Il est clair que ce que nous mettons (ou ne mettons pas) dans notre corps, quel que soit notre âge, a un impact sur le fonctionnement de notre corps, y compris sur notre système reproductif.
L'essentiel sur la nutrition, le vieillissement ovarien et l'apparition de la ménopause
La nutrition est importante à chaque étape de la vie. Des recherches récentes ont montré l'impact de la nutrition en début de vie sur notre santé à long terme. En particulier, les personnes qui souffrent de privation nutritionnelle au début de leur vie sont plus exposées à des maladies telles que le diabète de type 2 et la résistance à l'insuline, et donc à un risque accru de troubles de la reproduction. Plus récemment, les chercheurs ont découvert une forte corrélation entre la privation nutritionnelle en début de vie et l'apparition précoce de la ménopause, mais d'autres études sont nécessaires pour déterminer exactement pourquoi et comment ces deux événements sont liés.

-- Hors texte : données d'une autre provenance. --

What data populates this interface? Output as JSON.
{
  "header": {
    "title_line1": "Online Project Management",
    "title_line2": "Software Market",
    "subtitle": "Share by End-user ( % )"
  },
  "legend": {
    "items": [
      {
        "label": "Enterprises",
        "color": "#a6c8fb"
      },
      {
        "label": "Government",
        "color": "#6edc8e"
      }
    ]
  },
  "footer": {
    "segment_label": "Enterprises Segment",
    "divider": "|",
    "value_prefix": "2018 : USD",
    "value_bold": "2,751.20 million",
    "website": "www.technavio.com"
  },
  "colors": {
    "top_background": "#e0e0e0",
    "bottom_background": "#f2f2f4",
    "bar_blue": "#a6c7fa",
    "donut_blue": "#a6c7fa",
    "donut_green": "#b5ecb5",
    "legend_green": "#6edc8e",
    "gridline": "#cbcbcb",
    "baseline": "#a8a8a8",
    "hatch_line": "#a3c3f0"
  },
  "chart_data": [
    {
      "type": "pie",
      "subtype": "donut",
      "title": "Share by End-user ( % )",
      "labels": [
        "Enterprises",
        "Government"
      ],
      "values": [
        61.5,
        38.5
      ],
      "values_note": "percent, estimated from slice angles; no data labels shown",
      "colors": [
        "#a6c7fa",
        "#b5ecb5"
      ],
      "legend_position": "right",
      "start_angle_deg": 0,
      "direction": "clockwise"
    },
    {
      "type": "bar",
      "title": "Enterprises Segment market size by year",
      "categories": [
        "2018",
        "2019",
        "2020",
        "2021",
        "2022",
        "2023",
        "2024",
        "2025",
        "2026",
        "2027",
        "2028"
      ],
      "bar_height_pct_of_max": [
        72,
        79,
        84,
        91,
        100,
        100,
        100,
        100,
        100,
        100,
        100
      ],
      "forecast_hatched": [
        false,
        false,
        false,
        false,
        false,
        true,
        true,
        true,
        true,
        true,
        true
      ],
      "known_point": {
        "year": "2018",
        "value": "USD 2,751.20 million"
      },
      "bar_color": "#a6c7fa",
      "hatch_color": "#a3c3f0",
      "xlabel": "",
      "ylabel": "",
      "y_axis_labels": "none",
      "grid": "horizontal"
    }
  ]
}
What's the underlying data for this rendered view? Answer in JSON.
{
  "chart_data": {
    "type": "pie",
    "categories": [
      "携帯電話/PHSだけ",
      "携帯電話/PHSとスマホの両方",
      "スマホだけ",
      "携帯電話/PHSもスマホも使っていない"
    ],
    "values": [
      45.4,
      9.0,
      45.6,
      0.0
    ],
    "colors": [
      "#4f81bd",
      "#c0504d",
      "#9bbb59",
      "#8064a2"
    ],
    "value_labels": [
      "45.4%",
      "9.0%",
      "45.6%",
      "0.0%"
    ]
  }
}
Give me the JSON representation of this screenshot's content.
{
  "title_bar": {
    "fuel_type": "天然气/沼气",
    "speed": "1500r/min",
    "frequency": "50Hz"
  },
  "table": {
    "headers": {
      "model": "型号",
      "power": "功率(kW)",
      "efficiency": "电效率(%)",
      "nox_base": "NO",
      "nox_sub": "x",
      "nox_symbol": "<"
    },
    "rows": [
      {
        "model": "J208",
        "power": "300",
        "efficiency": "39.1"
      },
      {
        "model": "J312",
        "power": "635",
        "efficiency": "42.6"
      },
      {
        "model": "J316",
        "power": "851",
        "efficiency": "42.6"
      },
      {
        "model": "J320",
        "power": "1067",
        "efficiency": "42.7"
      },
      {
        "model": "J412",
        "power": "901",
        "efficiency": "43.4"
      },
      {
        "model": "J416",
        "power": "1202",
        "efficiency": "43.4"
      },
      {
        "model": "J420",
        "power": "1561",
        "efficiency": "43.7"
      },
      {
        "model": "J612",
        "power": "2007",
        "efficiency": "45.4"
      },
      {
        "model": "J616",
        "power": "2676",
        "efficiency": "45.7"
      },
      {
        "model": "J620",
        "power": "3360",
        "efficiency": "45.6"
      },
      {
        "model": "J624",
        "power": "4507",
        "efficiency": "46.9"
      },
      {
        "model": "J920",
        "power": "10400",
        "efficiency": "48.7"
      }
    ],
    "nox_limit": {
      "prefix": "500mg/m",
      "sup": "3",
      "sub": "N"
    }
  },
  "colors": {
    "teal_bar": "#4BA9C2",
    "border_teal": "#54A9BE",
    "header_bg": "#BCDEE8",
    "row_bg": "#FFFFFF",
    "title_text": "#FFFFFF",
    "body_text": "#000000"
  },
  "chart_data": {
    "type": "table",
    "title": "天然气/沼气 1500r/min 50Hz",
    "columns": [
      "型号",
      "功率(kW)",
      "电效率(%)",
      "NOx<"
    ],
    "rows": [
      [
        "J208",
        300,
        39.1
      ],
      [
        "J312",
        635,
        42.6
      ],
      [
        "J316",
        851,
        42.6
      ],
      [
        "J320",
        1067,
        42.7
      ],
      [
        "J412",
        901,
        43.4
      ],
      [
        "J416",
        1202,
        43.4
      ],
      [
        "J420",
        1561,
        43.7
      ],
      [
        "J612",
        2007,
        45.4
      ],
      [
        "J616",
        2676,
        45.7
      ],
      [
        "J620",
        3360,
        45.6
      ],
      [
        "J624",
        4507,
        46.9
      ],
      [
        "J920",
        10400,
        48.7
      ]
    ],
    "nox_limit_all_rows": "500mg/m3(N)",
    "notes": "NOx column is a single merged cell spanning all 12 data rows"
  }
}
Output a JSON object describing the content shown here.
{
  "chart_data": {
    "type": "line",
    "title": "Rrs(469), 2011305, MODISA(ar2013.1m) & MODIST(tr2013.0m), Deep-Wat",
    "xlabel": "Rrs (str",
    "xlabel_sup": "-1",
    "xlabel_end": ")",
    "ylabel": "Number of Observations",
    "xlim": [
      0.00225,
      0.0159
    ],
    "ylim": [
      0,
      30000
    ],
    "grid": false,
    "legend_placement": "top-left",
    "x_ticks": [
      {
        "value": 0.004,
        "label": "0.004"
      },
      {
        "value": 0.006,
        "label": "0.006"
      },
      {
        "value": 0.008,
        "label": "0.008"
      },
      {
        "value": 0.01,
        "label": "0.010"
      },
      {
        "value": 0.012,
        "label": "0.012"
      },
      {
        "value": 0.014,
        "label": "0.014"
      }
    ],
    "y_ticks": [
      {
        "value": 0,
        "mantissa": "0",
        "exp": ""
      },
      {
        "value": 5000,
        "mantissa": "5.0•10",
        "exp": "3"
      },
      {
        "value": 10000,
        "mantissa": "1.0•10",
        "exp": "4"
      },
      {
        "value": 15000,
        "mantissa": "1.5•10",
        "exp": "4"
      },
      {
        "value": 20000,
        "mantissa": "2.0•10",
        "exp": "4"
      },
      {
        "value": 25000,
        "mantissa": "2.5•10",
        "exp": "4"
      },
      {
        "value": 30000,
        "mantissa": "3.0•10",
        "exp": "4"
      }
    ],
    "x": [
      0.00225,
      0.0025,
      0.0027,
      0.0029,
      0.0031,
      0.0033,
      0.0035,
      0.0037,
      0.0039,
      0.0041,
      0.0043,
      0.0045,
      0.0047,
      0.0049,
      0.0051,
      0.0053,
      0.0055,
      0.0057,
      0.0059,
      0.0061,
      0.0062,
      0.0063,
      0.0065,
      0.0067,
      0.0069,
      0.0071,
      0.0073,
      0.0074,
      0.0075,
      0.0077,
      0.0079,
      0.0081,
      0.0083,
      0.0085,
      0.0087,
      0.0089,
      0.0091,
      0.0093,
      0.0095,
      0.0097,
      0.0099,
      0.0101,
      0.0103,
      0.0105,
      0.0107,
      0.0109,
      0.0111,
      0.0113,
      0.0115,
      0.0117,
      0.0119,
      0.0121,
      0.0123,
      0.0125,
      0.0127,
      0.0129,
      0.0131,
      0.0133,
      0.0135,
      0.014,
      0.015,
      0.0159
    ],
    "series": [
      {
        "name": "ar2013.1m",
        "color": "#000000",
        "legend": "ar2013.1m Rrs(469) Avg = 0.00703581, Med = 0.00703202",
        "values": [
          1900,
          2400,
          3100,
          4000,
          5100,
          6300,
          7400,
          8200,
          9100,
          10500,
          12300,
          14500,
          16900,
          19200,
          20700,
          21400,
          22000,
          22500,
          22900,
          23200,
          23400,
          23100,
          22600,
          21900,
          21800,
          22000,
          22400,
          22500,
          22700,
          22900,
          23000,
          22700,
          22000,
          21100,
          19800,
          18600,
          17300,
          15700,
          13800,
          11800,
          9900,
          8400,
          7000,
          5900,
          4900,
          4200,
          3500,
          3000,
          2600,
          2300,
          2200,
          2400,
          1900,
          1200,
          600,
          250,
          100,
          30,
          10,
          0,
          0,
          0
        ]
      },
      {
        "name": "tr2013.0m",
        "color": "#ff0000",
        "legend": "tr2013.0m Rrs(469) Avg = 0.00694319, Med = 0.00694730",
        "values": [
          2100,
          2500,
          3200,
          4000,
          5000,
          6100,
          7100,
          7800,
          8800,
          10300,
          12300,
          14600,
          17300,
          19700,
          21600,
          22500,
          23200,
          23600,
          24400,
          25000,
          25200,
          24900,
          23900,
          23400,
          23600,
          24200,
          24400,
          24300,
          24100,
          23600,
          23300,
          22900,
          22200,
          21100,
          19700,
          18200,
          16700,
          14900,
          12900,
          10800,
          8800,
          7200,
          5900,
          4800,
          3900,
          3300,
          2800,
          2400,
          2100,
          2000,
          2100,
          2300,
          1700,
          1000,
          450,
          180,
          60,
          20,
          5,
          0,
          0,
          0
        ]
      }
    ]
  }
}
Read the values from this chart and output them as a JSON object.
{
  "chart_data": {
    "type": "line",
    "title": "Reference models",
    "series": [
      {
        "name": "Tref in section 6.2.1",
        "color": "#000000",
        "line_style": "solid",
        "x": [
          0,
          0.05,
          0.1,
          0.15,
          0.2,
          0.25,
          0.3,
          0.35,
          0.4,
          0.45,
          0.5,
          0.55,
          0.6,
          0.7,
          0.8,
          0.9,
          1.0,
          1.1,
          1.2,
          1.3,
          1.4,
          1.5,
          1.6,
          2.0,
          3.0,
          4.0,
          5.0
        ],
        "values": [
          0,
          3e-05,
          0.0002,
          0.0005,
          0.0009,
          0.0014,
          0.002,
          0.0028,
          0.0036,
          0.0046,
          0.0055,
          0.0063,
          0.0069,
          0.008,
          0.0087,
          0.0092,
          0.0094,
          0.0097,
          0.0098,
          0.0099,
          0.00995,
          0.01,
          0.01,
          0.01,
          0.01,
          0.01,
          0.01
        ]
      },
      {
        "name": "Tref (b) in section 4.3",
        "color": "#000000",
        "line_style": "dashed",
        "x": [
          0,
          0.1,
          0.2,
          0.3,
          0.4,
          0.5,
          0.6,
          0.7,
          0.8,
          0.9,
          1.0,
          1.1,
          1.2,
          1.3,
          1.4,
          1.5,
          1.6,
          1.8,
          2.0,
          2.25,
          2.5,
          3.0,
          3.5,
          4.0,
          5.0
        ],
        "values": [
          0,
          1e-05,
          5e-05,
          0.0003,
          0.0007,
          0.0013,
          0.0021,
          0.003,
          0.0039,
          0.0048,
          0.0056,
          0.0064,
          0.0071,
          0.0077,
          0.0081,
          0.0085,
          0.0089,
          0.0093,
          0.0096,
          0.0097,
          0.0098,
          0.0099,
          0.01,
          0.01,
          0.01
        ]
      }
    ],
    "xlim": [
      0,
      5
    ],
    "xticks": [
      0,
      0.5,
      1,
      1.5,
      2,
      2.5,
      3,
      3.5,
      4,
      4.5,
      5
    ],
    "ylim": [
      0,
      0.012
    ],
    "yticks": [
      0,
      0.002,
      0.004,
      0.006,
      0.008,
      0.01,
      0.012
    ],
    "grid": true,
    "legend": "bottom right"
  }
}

Mon père est aujourd'hui à la retraite, mais il est vétérinaire diplômé et a travaillé de nombreuses années en tant que chercheur scientifique. Il s'est spécialisé dans la physiologie de la reproduction. Ses recherches sur le bétail ont montré qu'une mauvaise alimentation pendant la grossesse et au début de la vie a des conséquences importantes sur le métabolisme et la fertilité ultérieurs, et que ces effets sont particulièrement prononcés chez la progéniture féminine, par rapport à la progéniture masculine. Il est logique qu'il y ait des effets similaires chez l'homme.